Kim Jong Un brands South Korea primary foe and rules out unity

North Korea's leader Kim Jong Un attends a meeting with Russia's President Vladimir Putin in SeptemberReuters

North Korean leader Kim Jong Un has said unification with the South is no longer possible, and that the constitution should be changed to designate it the “principal enemy”.

Mr Kim also said three organisations dealing with reunification would shut down, state media KCNA reported.

South Korea’s president said it would respond “multiple times stronger” to any provocation from the North.

The two Koreas have been divided since the Korean War ended in 1953.

They did not sign a peace treaty and therefore have remained technically still at war ever since.

In a speech delivered at the Supreme People’s Assembly – North Korea’s rubber-stamp parliament – Mr Kim said that the constitution should be amended to educate North Koreans that South Korea is a “primary foe and invariable principal enemy”.

He also said that if a war breaks out on the Korean peninsula, the country’s constitution should reflect the issue of “occupying”, “recapturing” and “incorporating” the South into its territory.

Mr Kim – who replaced his father, Kim Jong-il, as North Korean leader in 2011 – said the North “did not want war, but we also have no intention of avoiding it”, according to KCNA.

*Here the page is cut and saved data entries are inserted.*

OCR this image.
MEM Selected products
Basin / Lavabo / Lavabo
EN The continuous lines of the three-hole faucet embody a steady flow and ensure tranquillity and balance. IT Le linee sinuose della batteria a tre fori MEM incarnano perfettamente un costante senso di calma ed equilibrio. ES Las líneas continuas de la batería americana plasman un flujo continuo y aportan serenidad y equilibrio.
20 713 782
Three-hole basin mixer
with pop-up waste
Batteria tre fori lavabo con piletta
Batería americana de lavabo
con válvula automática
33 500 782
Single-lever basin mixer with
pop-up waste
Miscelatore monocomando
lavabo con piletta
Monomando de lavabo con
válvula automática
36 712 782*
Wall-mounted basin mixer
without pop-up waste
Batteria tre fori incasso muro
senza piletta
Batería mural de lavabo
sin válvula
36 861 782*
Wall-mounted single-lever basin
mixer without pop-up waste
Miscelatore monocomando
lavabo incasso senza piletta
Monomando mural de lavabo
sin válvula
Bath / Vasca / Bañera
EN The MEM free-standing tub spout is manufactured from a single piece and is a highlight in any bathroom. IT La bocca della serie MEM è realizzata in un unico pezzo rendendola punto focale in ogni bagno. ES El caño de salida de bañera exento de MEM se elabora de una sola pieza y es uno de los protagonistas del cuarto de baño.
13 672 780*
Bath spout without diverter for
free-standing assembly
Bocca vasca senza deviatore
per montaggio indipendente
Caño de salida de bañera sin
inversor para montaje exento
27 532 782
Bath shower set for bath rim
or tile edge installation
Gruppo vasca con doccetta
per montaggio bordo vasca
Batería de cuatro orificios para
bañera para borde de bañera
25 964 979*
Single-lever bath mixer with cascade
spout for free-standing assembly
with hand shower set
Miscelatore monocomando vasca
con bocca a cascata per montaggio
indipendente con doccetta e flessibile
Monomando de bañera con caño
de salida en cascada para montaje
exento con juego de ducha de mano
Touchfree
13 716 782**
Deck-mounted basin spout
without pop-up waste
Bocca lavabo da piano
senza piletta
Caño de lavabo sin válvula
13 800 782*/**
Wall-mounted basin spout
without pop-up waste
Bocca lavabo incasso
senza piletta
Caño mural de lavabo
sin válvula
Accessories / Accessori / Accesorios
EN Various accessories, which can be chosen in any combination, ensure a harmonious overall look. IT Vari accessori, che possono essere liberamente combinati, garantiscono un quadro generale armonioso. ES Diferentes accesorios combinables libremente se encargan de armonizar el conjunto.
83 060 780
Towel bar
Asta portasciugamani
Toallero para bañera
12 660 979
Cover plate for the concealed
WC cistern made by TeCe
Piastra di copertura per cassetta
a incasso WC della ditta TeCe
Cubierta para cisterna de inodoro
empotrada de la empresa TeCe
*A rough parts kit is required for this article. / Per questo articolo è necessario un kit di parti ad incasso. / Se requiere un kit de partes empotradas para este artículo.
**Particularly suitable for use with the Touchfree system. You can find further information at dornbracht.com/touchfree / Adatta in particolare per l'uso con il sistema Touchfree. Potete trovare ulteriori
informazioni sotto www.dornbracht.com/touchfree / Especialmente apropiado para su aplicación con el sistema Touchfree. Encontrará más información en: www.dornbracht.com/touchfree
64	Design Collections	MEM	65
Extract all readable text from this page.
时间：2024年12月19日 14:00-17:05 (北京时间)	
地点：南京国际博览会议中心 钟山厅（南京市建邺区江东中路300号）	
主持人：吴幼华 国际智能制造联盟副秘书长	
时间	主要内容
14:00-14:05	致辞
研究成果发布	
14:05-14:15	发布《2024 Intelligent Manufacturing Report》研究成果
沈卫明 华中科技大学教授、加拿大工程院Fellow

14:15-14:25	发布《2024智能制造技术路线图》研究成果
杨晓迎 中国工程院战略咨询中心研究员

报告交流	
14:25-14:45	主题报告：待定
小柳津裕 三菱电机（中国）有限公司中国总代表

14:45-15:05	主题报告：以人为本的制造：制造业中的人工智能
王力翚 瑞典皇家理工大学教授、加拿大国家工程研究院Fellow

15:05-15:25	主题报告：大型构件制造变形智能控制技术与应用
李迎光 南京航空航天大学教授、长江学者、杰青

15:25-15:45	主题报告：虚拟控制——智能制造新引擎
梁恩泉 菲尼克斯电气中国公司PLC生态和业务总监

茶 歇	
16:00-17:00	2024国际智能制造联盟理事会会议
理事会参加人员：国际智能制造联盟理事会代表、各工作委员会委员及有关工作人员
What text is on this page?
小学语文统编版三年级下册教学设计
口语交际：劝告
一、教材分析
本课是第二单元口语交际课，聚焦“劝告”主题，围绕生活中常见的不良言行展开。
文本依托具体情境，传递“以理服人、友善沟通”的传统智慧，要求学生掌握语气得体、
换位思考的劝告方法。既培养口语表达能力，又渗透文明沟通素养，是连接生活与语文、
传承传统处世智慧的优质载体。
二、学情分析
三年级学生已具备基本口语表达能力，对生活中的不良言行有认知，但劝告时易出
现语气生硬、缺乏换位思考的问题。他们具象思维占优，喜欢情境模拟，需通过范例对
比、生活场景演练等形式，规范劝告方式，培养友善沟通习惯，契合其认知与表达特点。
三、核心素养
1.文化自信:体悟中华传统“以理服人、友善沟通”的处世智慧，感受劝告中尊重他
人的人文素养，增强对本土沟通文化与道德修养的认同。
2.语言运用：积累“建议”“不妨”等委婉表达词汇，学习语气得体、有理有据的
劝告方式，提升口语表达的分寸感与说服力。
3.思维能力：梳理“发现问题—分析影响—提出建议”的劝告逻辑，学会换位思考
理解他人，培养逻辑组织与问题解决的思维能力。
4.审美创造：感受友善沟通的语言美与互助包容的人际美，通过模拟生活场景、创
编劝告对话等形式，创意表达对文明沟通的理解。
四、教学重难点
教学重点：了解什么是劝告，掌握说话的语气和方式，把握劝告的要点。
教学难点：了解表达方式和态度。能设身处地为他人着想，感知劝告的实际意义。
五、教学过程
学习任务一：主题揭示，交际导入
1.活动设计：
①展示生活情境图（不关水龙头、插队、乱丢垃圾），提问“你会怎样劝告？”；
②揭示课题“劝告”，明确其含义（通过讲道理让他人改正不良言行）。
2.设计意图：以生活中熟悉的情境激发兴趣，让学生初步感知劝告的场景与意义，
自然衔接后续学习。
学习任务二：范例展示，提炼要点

He said he was taking a “new stand” on north-south relations, which included dismantling all organisations tasked with reunification.

Speaking to his cabinet on Tuesday, South Korean President Yoon Suk Yeol said that if the North carried out a provocation, the South “will retaliate multiple times stronger”, pointing to the South Korean military’s “overwhelming response capabilities”.

Dr John Nilsson-Wright, who heads the Japan and Koreas Programme at Cambridge University’s Centre for Geopolitics, described Mr Kim’s remarks as “unprecedented”, and said it was “highly unusual” for a North Korean leader to depart from the policy of unification.

“It’s not unusual for relations between the North and South to cool, but this has taken the relationship in a different direction,” he told the BBC.

He added that Mr Kim’s anti-Western stance can be traced back to the 2019 summit with then-US President Donald Trump in Vietnam, which ended without an agreement.

“This has been an acute disappointment and loss of face for Kim,” Dr Nilsson-Wright said.

Heightened tensions

Mr Kim’s comments came as relations significantly weakened on the Korean Peninsula in recent months.

In November, North Korea fully suspended a five-year military deal with the South aimed at lowering military tensions. It promised to withdraw all measures “taken to prevent military conflict in all spheres including ground, sea and air”, and said it would deploy more forces to the border region.

The South had partly suspended the agreement days earlier after Mr Kim claimed to have successfully launched a spy satellite into space.

The rhetoric – and provocative actions – from the North have only escalated since then.

At year-end policy meetings, Mr Kim said he needed to “newly formulate” the North’s stance towards inter-Korean relations and reunification policy, adding that the stated goal was to “make a decisive policy change” related to “the enemy”.

He also threatened a nuclear attack on the South, and called for a build-up of his country’s military arsenal.

The North has also launched missiles in recent weeks, as well as live-fire exercises close to South Korean territory.

In a report published last week for 38 North, a US-based organisation with a focus on North Korea, former State Department official Robert Carlin and nuclear scientist Siegfried S Hecker said they saw the situation on the Korean Peninsula as “more dangerous than it has ever been” since the start of the Korean War in 1950.

“That may sound overly dramatic, but we believe that, like his grandfather in 1950, Kim Jong Un has made a strategic decision to go to war,” it said.

“We do not know when or how Kim plans to pull the trigger, but the danger is already far beyond the routine warnings in Washington, Seoul and Tokyo about Pyongyang’s ‘provocations’.”

It added that it did not see the “war preparation themes” in North Korean media as “typical bluster”.

Dr Nilsson-Wright, from Cambridge University, agreed and said the “risk of escalation should be taken seriously”.

Meanwhile North Korea’s Foreign Minister Choe Son Hui is in Russia where she is expected to meet President Vladimir Putin.

The two countries have boosted ties recently, with both isolated by Western powers, and last September Mr Kim visited Russia where he met Mr Putin.